Ravaut Mathieu, Sadeghi Hamed, Leung Kin Kwan, Volkovs Maksims, Kornas Kathy, Harish Vinyas, Watson Tristan, Lewis Gary F, Weisman Alanna, Poutanen Tomi, Rosella Laura
Layer 6 AI, Toronto, ON, Canada.
Department of Computer Science, University of Toronto, Toronto, ON, Canada.
NPJ Digit Med. 2021 Feb 12;4(1):24. doi: 10.1038/s41746-021-00394-8.

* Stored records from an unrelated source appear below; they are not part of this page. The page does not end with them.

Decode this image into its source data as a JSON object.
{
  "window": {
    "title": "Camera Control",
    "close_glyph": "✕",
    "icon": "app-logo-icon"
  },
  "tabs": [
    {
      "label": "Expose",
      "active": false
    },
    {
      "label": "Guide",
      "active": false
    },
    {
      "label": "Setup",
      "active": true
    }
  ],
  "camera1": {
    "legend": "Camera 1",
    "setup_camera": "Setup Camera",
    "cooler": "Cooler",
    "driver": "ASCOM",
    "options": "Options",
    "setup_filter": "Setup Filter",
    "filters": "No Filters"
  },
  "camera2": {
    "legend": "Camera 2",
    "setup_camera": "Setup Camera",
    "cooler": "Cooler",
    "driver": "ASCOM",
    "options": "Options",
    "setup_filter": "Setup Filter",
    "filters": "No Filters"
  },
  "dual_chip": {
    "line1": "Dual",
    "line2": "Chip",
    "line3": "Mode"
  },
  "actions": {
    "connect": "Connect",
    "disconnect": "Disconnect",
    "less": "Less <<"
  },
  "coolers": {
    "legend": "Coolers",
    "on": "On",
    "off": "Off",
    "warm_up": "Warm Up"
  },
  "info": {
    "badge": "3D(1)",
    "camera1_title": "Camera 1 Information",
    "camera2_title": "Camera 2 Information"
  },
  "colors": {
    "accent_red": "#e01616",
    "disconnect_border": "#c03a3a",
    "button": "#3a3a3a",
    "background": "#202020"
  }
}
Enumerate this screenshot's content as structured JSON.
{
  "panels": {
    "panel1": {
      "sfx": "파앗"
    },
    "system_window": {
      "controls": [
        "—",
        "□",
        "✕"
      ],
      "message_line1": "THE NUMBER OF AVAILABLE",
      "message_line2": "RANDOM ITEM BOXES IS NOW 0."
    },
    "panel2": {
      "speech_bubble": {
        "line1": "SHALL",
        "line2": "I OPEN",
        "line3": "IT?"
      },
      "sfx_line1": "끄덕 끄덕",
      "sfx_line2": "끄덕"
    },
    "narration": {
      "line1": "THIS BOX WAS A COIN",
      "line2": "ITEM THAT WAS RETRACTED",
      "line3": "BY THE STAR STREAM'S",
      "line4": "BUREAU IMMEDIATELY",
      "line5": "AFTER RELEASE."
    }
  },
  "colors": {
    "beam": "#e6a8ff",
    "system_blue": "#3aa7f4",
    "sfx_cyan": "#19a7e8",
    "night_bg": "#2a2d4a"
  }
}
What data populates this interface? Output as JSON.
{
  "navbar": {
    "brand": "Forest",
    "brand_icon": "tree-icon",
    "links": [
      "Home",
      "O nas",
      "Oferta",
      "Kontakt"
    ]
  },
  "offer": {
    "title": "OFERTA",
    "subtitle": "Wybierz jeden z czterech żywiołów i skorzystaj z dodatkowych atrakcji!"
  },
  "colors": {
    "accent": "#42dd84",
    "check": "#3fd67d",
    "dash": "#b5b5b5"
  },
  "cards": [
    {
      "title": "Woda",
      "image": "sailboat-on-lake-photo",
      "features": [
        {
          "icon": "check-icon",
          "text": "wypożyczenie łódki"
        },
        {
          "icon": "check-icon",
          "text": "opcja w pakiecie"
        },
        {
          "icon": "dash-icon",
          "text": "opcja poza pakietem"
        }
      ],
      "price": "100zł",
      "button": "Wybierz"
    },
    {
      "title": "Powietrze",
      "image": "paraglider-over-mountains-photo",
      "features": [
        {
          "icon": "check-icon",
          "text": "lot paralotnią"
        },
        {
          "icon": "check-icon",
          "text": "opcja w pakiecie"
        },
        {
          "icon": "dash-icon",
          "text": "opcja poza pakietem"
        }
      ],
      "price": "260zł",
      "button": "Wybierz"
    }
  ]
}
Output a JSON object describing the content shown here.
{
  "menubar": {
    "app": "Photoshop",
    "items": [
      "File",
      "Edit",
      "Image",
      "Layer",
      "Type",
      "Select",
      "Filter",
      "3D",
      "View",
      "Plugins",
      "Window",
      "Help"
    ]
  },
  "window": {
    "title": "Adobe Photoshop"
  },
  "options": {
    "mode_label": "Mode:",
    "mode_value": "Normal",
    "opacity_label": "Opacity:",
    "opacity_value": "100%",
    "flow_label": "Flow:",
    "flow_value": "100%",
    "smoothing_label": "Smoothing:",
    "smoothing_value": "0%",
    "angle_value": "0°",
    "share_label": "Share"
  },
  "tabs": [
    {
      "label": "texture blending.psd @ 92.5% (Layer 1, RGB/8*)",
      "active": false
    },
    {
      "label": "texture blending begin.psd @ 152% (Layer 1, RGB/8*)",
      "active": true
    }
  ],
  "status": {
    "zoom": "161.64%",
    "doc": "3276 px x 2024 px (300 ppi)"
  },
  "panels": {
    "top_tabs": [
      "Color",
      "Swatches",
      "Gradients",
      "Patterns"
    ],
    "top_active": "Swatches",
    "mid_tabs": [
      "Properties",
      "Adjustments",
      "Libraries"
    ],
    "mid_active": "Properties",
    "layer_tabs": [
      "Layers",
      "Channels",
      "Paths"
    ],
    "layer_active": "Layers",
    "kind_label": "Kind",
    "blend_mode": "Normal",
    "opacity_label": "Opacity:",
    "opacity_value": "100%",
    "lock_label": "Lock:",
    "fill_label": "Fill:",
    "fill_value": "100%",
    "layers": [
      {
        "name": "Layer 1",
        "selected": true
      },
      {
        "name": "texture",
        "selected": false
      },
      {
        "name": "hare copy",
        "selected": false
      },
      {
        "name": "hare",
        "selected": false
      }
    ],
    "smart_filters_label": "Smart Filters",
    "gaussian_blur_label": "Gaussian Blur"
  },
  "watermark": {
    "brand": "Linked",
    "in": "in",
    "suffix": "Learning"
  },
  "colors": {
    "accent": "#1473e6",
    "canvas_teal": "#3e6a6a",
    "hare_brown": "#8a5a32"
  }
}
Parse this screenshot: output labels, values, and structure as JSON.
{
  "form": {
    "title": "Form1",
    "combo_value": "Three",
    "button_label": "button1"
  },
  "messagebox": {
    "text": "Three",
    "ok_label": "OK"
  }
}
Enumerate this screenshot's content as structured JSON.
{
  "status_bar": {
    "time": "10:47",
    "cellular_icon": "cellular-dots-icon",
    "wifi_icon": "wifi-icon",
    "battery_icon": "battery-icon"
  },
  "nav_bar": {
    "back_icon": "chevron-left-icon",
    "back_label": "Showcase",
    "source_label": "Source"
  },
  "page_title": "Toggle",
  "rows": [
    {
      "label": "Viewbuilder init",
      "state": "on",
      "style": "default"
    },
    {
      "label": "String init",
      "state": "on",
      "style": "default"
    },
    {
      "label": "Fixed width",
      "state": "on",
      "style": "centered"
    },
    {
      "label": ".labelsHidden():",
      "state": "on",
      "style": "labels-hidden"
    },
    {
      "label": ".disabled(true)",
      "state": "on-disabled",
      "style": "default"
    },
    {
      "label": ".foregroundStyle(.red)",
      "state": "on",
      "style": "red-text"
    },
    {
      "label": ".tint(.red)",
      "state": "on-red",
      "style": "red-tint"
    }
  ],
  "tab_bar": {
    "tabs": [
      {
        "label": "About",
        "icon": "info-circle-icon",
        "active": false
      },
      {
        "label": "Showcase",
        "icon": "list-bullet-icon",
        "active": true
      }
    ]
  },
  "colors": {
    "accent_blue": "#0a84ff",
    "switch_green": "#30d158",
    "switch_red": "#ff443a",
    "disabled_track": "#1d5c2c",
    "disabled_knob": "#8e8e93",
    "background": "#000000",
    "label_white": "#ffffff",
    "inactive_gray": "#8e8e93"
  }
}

Across jurisdictions, government and health insurance providers hold a large amount of data from patient interactions with the healthcare system. We aimed to develop a machine learning-based model for predicting adverse outcomes due to diabetes complications using administrative health data from the single-payer health system in Ontario, Canada. A Gradient Boosting Decision Tree model was trained on data from 1,029,366 patients, validated on 272,864 patients, and tested on 265,406 patients. Discrimination was assessed using the AUC statistic and calibration was assessed visually using calibration plots overall and across population subgroups. Our model predicting three-year risk of adverse outcomes due to diabetes complications (hyper/hypoglycemia, tissue infection, retinopathy, cardiovascular events, amputation) included 700 features from multiple diverse data sources and had strong discrimination (average test AUC = 77.7, range 77.7-77.9). Through the design and validation of a high-performance model to predict diabetes complications adverse outcomes at the population level, we demonstrate the potential of machine learning and administrative health data to inform health planning and healthcare resource allocation for diabetes management.
在不同司法管辖区,政府和医疗保险提供商掌握着大量患者与医疗系统互动的数据。我们旨在利用加拿大安大略省单一支付者医疗系统的行政健康数据,开发一种基于机器学习的模型,用于预测糖尿病并发症导致的不良后果。我们使用来自1,029,366名患者的数据训练了梯度提升决策树模型,在272,864名患者上进行了验证,并在265,406名患者上进行了测试。使用AUC统计量评估辨别力,并使用校准图在总体和各人群亚组中直观评估校准情况。我们的模型用于预测糖尿病并发症(高/低血糖、组织感染、视网膜病变、心血管事件、截肢)导致的三年不良后果风险,该模型包含来自多个不同数据源的700个特征,具有很强的辨别力(平均测试AUC = 77.7,范围77.7 - 77.9)。通过设计和验证一个在人群层面预测糖尿病并发症不良后果的高性能模型,我们展示了机器学习和行政健康数据在为糖尿病管理提供健康规划和医疗资源分配信息方面的潜力。